The average unemployment rate in the Palestinian territory was 26 percent in 2015: in the occupied West Bank, unemployment stood at 17 percent, compared to a staggering 41 percent in the besieged Gaza Strip, according to the Palestinian Central Bureau of Statistics (PCBS). Trade unions in the Gaza Strip estimate unemployment there has reached 60 percent.

PCBS estimates some 336,000 are unemployed in the West Bank, while 193,000 are unemployed in the Gaza Strip.

Participation of men in the Palestinian labor force was approximately four times higher than the participation of women in 2015. At a 60 percent unemployment rate, women in the Gaza Strip were the most vulnerable demographic across the Palestinian territory.

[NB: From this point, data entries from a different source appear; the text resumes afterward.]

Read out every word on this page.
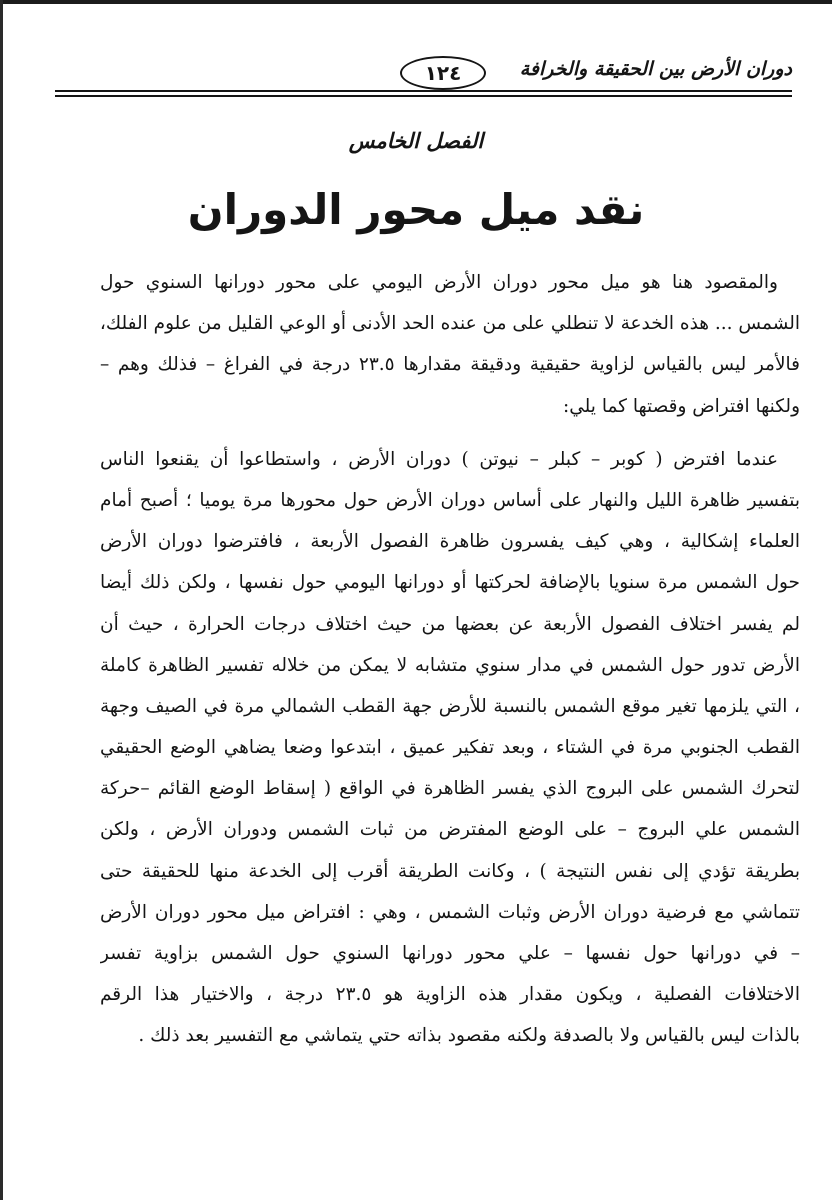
دوران الأرض بين الحقيقة والخرافة
١٢٤
الفصل الخامس
نقد ميل محور الدوران
والمقصود هنا هو ميل محور دوران الأرض اليومي على محور دورانها السنوي حول
الشمس ... هذه الخدعة لا تنطلي على من عنده الحد الأدنى أو الوعي القليل من علوم الفلك،
فالأمر ليس بالقياس لزاوية حقيقية ودقيقة مقدارها ٢٣.٥ درجة في الفراغ – فذلك وهم –
ولكنها افتراض وقصتها كما يلي:
عندما افترض ( كوبر – كبلر – نيوتن ) دوران الأرض ، واستطاعوا أن يقنعوا الناس
بتفسير ظاهرة الليل والنهار على أساس دوران الأرض حول محورها مرة يوميا ؛ أصبح أمام
العلماء إشكالية ، وهي كيف يفسرون ظاهرة الفصول الأربعة ، فافترضوا دوران الأرض
حول الشمس مرة سنويا بالإضافة لحركتها أو دورانها اليومي حول نفسها ، ولكن ذلك أيضا
لم يفسر اختلاف الفصول الأربعة عن بعضها من حيث اختلاف درجات الحرارة ، حيث أن
الأرض تدور حول الشمس في مدار سنوي متشابه لا يمكن من خلاله تفسير الظاهرة كاملة
، التي يلزمها تغير موقع الشمس بالنسبة للأرض جهة القطب الشمالي مرة في الصيف وجهة
القطب الجنوبي مرة في الشتاء ، وبعد تفكير عميق ، ابتدعوا وضعا يضاهي الوضع الحقيقي
لتحرك الشمس على البروج الذي يفسر الظاهرة في الواقع ( إسقاط الوضع القائم –حركة
الشمس علي البروج – على الوضع المفترض من ثبات الشمس ودوران الأرض ، ولكن
بطريقة تؤدي إلى نفس النتيجة ) ، وكانت الطريقة أقرب إلى الخدعة منها للحقيقة حتى
تتماشي مع فرضية دوران الأرض وثبات الشمس ، وهي : افتراض ميل محور دوران الأرض
– في دورانها حول نفسها – علي محور دورانها السنوي حول الشمس بزاوية تفسر
الاختلافات الفصلية ، ويكون مقدار هذه الزاوية هو ٢٣.٥ درجة ، والاختيار هذا الرقم
بالذات ليس بالقياس ولا بالصدفة ولكنه مقصود بذاته حتي يتماشي مع التفسير بعد ذلك .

Approximately 36 percent of wage employees in the private sector received less than the minimum wage in the Palestinian territory over 2015.

Workers in the southern occupied West Bank district of Hebron were particularly vulnerable to earning less than minimum wage, where the average monthly salary was 986 shekels ($263.75), compared to the minimum of 1,450 shekels ($387.85).

In the Gaza Strip, workers fared even worse, with an average monthly wage of 733 shekels ($196), as 67 percent of the workforce there earns less than minimum wage.

The majority of workers in the occupied Palestinian territory work without benefits — only 21 percent of wage employees received retirement or end of service benefits; while 22 percent received paid annual leave, 23 percent received paid annual sick leave, and 35 percent of female wage employees received paid maternity leave.

Debilitating poverty and lack of employment drives many workers in the occupied West Bank to enter Israel unlawfully by slipping through gaps in Israel’s separation wall, and risk being targeted by Israeli forces with rubber-coated steel bullets or live fire in the process.

B’Tselem spokesperson Sarit Michaeli told Ma’an in March that Israel’s continued occupation of the Palestinian territory and its effective crippling of the Palestinian economy meant it was “obligated to find ways to bring Palestinian laborers into Israel.”

PCBS estimates that in 2015 there were as many as 36,400 undocumented Palestinian workers, although most of these were employed in illegal settlements.